At this time of year, high school yeshivas begin the long, arduous and often eventful process of fielding, reviewing and ruling on applications from prospective freshmen. It is a difficult task that schools try to handle with the utmost care and compassion as they endeavor to make sensible decisions that are in the best interests of both the students and the institutions. Ideally, the goal is to find the perfect fit for each student so that each child can thrive in high school and develop into the most menschy scholar possible.

Since the application process can sometimes be an unenviable, thankless and downright unpleasant ordeal, below is a solution to streamline the process so that the applicants and the yeshivas can more readily ascertain whether a particular student will be the type of child who (i) is a good fit or who will throw a fit, (ii) is beyond reproach or is not someone you want to approach or (iii) likes to be tested or to be testy.

Accordingly, the following fool-proof questionnaire that will expertly and instantly dissect each applicant so that no stone is left unturned, the cream of the crop is identified and all rotten apples are weeded out. To ensure accuracy, the questionnaire should be completed with the utmost honesty, candor and sincerity about each child. In other words, do not let the grandparents provide the answers because it doesn’t help to know that each child is “so very wonderful.”

Question No. 1: Is your child on the nudnik spectrum? If yes, on which part of the nudnik spectrum do they fall: (i) schmegegge, (ii) shlemiel, (iii) schmendrik or (iv) a complete and total nudnik?

Question No. 2: Is your child a genius? If yes, is your child a good genius or an evil genius?

Question No. 3: Is your child a moron? For example, does your child ask how a school can host an “open house” when a house cannot host a “back-to-school“ event? (Obviously, this is a trick question because no parent should ever, publicly or privately, describe their child as a moron, even if it’s true. If you answered “yes” to the moron question, you may soon be receiving a visit from social services.)

Question No. 4: How menschy is your child? For example, if your child stole the answers to an upcoming test, would your child be menschy enough to share the answers with classmates? If your child sees another child being bullied, would your child join the bullying as a show of support and solidarity for the bully? If your child hits a game winning shot against an arch-rival, would your child be menschy enough to shake hands with the other team before calling them a bunch of losers behind their backs? (If you answered “yes” to any of these trick questions, you need not continue with this questionnaire. Instead, have your child take a good long look in the mirror until they find their soul.)

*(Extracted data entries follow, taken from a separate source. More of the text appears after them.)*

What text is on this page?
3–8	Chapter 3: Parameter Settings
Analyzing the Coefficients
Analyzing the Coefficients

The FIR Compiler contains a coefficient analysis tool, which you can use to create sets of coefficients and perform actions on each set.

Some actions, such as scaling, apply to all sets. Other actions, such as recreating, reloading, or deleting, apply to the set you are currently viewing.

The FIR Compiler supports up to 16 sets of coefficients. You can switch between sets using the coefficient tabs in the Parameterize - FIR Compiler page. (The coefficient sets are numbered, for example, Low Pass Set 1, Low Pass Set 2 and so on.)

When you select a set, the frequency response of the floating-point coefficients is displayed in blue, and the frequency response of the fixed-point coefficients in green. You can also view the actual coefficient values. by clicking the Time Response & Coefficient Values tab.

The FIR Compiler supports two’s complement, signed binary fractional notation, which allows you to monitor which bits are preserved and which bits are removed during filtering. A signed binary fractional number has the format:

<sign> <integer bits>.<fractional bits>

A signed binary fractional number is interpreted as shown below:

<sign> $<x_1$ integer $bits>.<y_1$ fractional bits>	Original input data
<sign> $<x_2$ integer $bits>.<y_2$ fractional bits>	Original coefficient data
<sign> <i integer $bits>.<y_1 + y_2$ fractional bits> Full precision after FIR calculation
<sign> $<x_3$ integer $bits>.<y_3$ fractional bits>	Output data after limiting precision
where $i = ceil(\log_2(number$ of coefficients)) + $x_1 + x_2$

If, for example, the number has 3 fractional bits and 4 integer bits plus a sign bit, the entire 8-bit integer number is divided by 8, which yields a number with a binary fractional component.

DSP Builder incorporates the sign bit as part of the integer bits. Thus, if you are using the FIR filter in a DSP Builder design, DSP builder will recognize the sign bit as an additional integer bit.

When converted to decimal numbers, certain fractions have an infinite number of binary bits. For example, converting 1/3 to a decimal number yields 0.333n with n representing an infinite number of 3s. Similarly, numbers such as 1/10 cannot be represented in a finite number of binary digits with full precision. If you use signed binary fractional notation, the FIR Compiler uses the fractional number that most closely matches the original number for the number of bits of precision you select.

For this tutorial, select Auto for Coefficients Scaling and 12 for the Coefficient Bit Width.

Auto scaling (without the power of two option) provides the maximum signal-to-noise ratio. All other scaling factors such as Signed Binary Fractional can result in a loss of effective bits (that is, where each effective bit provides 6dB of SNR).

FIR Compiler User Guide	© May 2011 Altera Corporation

Question No. 5: How does your child pray? Does your child fake speed-read just to impress others and without ever actually saying the words? Does your child spend more time schmoozing than praying? Does your child pray for the rebuilding of the Holy Temple solely because your child believes that such rebuilding will put an end to daily davening?

Question No. 6: Does your child participate in extracurricular activities? For instance, is your child on the cross-country schlepping team? Is your child on the debate team and, if yes, does your child participate in the annual debate tournament known as “Machloket Argument Madness”? Is your child a member of the gossip club, the yenta team or the narishkeit society?

Question No. 7: Does your child enjoy pop quizzes, term papers, homework and finals? If yes, is your child a goody-two-shoes or just a glutton for punishment?

Question No. 8: Does your child respect authority? If yes, what type of authority? School authority? The Port Authority? Sports Authority?

Question No. 9: What is your child’s primary motivation for performing a mitzvah: (i) notoriety, (ii) bragging rights, (iii) leverage or (iv) guilt? (This is another trick question because these are terrible reasons for performing a mitzvah. Hopefully, your child performs a mitzvah . . . simply because it’s a mitzvah.)

Question No. 10: Is your child able to discern wrong from right? For example, does your child know that excluding others is wrong but excluding those at the extreme end of the nudik spectrum is perfectly understandable?

Final thought: The word “school” contains the word “cool“ and the word “principal” contains the word “pal“ but that does not necessarily mean that the school principal is cool or your pal.